Presto is an open-source distributed SQL query engine. It is used to run interactive analytic queries.
Basic features
- Supports American National Standards Institute (ANSI) SQL.
- Supports various data sources:
- Hive
- Cassandra
- Kafka
- MongoDB
- MySQL
- PostgreSQL
- SQL Server
- Redis
- Redshift
- Local files
- Supports advanced data structures:
- Array and map data
- JSON data
- GIS data
- Color data
- Delivers strong scalability:
- Data connector expansion
- Customization of data types
- Customization of SQL functions
You can expand modules based on your business requirements to improve the processing efficiency of your business.
- Uses a pipeline model to process data and return data in real time.
- Provides a monitoring interface:
- Provides a web UI, on which you can view the execution processes of queries.
- Supports Java Management Extensions (JMX) protocols.
Scenarios
- Extract, transform, load (ETL)
- Ad hoc queries
- Analysis of large volumes of structured or semi-structured data
- Aggregation of large volumes of multidimensional data, and report analysis
Benefits
- You can quickly deploy a Presto cluster with hundreds of nodes.
- EMR Presto supports auto scaling.
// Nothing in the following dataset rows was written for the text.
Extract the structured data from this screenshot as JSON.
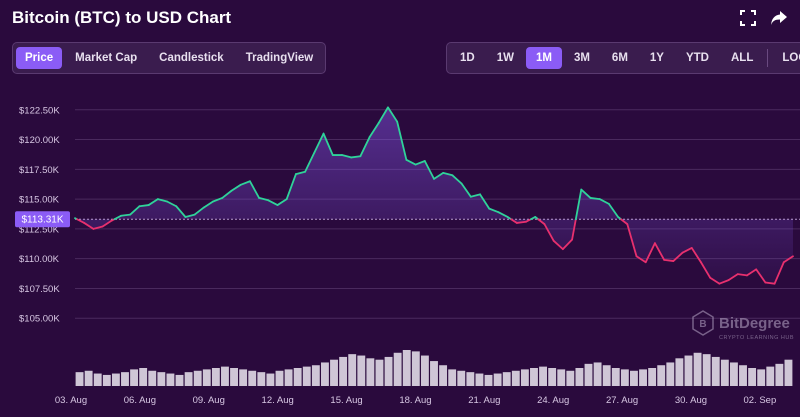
{
  "header": {
    "title": "Bitcoin (BTC) to USD Chart",
    "fullscreen_icon": "fullscreen-icon",
    "share_icon": "share-icon"
  },
  "view_tabs": [
    {
      "label": "Price",
      "active": true
    },
    {
      "label": "Market Cap",
      "active": false
    },
    {
      "label": "Candlestick",
      "active": false
    },
    {
      "label": "TradingView",
      "active": false
    }
  ],
  "range_tabs": [
    {
      "label": "1D",
      "active": false
    },
    {
      "label": "1W",
      "active": false
    },
    {
      "label": "1M",
      "active": true
    },
    {
      "label": "3M",
      "active": false
    },
    {
      "label": "6M",
      "active": false
    },
    {
      "label": "1Y",
      "active": false
    },
    {
      "label": "YTD",
      "active": false
    },
    {
      "label": "ALL",
      "active": false
    }
  ],
  "log_label": "LOG",
  "watermark": {
    "name": "BitDegree",
    "tagline": "CRYPTO LEARNING HUB"
  },
  "colors": {
    "up": "#2fd39a",
    "down": "#e8306e",
    "accent": "#8b5cf6",
    "background": "#2a0a3d"
  },
  "chart_data": {
    "type": "line",
    "title": "Bitcoin (BTC) to USD Chart",
    "x_ticks": [
      "03. Aug",
      "06. Aug",
      "09. Aug",
      "12. Aug",
      "15. Aug",
      "18. Aug",
      "21. Aug",
      "24. Aug",
      "27. Aug",
      "30. Aug",
      "02. Sep"
    ],
    "y_ticks": [
      "$105.00K",
      "$107.50K",
      "$110.00K",
      "$112.50K",
      "$115.00K",
      "$117.50K",
      "$120.00K",
      "$122.50K"
    ],
    "ylim": [
      102500,
      125000
    ],
    "reference_value": 113310,
    "reference_label": "$113.31K",
    "x_start": "2025-08-03",
    "values": [
      113400,
      113000,
      112500,
      112700,
      113200,
      113600,
      113700,
      114400,
      114500,
      115000,
      114800,
      114400,
      113500,
      113700,
      114300,
      114800,
      115100,
      115700,
      116200,
      116500,
      115100,
      114900,
      114500,
      115000,
      117100,
      117300,
      118900,
      120500,
      118700,
      118700,
      118500,
      118600,
      120200,
      121400,
      122700,
      121500,
      118300,
      117900,
      118200,
      116700,
      117200,
      117000,
      116300,
      115200,
      115400,
      114200,
      113900,
      113500,
      113000,
      113100,
      113500,
      112900,
      111500,
      110800,
      111600,
      115800,
      115100,
      115000,
      114600,
      113500,
      112900,
      110200,
      109700,
      111300,
      109900,
      109800,
      110500,
      110900,
      109700,
      108400,
      107900,
      108200,
      108700,
      108600,
      109100,
      108000,
      107900,
      109700,
      110200
    ],
    "volume": [
      10,
      11,
      9,
      8,
      9,
      10,
      12,
      13,
      11,
      10,
      9,
      8,
      10,
      11,
      12,
      13,
      14,
      13,
      12,
      11,
      10,
      9,
      11,
      12,
      13,
      14,
      15,
      17,
      19,
      21,
      23,
      22,
      20,
      19,
      21,
      24,
      26,
      25,
      22,
      18,
      15,
      12,
      11,
      10,
      9,
      8,
      9,
      10,
      11,
      12,
      13,
      14,
      13,
      12,
      11,
      13,
      16,
      17,
      15,
      13,
      12,
      11,
      12,
      13,
      15,
      17,
      20,
      22,
      24,
      23,
      21,
      19,
      17,
      15,
      13,
      12,
      14,
      16,
      19
    ]
  }
}
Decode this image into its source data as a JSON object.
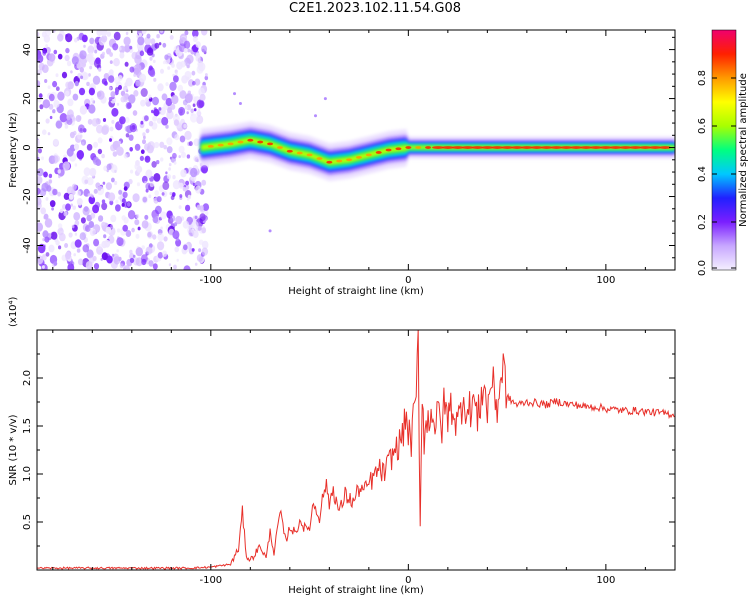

You can easily scale out a Presto cluster.
- EMR Presto can process data stored in OSS buckets.
- EMR Presto is O&M free and offers 24/7 service.
References
The Presto version depends on the EMR version that you select when you create a cluster. For the mapping between EMR versions and Presto versions, see Version overview.
- If the Presto version is 3XX, visit prestosql.io/docs/3XX/.
For example, visit prestosql.io/docs/331/ to view Presto 331 Documentation.
- If the Presto version is 0.2XX, visit prestodb.io/docs/0.2XX/.
For example, visit prestodb.io/docs/0.228/ to view Presto 0.228 Documentation.